Ses motivations pour l’"action" fatale trouvent une autre source: la vengeance. Celle que Farhad Khosrokhavar décrit dans Les Nouveaux Martyrs d’Allah (Flammarion, 2002). Les martyrs contemporains seraient des produits de la société moderne. À preuve, Raouf évoque son père ingénieur, mort dans un accident de travail non reconnu par ses employeurs américains. "C’est ce genre d’injustice, banale et courante que je voudrais leur faire payer", dira-t-il.
Raouf et ses guides témoignent du divorce entre l’islam et le capitalisme, incarné par les États-Unis, ainsi qu’entre l’Ici-bas et l’Au-delà. C’est d’ailleurs pour racheter les péchés de son père que Raouf se fait martyr, pour lui faire une place auprès de lui au paradis. Mais tout au long de son apprentissage du terrorisme, plusieurs questions taraudent Raouf, dont celle-ci, centrale: "Commettre un crime sur soi pour en tuer d’autres, est-ce là une mort que Dieu accepte pour sa gloire?" Ce sont là quelques jalons de sa procrastination grandissante devant l’"action" démesurée. La lecture mortifère du Livre sacré que font ses guides "martyropathes" ne cadre pas avec son idée de l’islam. Que choisira-t-il? Le royaume terrestre ou céleste?

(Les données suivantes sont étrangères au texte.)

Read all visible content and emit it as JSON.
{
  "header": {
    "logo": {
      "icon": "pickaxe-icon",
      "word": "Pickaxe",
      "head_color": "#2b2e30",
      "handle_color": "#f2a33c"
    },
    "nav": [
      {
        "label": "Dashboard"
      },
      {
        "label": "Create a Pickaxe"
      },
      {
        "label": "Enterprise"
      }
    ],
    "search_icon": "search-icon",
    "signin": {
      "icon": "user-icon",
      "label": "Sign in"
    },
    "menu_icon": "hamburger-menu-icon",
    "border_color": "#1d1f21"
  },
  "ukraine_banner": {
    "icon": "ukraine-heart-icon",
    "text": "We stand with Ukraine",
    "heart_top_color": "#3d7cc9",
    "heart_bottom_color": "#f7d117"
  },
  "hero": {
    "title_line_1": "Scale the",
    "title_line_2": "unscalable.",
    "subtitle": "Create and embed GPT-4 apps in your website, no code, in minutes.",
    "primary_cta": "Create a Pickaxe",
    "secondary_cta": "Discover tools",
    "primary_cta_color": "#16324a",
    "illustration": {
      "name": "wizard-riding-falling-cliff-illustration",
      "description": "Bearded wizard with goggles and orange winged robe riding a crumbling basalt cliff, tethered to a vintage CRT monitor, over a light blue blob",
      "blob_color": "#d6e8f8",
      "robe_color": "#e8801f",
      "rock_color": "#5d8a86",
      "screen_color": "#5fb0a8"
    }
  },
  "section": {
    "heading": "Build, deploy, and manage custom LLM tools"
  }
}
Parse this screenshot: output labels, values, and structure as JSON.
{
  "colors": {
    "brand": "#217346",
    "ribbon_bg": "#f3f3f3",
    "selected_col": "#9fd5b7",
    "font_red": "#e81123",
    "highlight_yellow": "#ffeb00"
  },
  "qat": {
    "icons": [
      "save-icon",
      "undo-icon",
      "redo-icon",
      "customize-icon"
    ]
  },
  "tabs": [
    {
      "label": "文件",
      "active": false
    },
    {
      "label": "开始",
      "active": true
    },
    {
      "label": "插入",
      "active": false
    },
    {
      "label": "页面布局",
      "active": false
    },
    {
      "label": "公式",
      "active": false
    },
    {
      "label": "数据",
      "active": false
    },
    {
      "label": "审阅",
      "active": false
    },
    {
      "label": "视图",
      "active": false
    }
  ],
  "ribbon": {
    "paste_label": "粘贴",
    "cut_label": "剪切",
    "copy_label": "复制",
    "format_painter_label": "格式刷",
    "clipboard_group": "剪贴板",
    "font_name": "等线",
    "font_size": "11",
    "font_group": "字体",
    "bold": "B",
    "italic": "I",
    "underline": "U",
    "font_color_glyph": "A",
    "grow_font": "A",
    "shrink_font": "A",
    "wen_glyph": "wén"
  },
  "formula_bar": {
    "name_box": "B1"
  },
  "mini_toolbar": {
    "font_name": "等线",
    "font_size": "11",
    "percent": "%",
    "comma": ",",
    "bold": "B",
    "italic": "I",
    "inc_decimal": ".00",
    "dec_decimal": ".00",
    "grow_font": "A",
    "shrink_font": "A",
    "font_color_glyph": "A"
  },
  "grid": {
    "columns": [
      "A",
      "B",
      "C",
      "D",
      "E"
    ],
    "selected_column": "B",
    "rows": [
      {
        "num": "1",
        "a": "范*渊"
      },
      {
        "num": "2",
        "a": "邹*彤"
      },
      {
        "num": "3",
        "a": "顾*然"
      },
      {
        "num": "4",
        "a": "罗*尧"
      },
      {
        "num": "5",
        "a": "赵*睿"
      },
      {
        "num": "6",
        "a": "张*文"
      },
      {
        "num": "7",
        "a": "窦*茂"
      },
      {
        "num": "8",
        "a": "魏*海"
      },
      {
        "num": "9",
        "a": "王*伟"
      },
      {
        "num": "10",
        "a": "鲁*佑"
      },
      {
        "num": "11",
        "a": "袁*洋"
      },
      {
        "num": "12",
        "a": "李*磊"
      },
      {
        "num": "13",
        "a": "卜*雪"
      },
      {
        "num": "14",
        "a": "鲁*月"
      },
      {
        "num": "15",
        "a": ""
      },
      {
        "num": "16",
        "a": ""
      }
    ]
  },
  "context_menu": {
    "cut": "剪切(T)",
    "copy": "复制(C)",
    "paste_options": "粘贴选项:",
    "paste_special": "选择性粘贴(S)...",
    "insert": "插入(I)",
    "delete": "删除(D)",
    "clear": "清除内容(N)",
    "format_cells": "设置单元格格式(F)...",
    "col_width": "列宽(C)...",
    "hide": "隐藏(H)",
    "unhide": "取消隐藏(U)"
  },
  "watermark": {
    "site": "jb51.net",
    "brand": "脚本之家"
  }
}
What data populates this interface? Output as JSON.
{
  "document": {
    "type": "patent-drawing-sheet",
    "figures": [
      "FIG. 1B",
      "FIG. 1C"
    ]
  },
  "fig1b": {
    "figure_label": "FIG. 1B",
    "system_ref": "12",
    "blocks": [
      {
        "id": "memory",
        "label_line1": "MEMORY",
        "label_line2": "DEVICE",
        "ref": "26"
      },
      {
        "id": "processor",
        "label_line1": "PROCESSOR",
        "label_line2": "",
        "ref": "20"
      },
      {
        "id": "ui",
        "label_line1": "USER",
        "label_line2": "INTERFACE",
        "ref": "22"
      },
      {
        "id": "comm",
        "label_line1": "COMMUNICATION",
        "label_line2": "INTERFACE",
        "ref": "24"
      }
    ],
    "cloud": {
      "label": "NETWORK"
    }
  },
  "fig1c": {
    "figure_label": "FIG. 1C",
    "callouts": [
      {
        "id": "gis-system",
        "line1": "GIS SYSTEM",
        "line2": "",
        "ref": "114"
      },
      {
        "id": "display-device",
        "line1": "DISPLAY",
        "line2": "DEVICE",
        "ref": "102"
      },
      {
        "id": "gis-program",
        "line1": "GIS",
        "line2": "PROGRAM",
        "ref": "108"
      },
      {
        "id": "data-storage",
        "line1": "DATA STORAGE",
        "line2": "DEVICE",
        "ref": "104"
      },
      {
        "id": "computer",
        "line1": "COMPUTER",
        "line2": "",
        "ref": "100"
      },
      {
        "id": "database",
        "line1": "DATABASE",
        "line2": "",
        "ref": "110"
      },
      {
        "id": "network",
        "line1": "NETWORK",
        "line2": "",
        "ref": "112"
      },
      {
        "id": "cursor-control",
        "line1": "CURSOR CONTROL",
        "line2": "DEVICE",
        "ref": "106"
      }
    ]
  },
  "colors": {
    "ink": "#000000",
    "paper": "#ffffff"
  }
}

Au fil d’un scénario orchestré en crescendo, à travers des dialogues colorés (on reconnaît ici le dramaturge), un récit truffé de nombreux versets du Coran, Slimane Benaïssa tente de répondre, dans le taillis contemporain, aux myriades de questions adressées à l’islam depuis le 11 septembre 2001. La voix de l’auteur résonne en tout temps, elle clame, entre autres, que le voile de l’intolérance des religions est plus que jamais déchirable.
La Dernière Nuit d’un damné, de Slimane Benaïssa
Éditions Plon
2003, 274 p.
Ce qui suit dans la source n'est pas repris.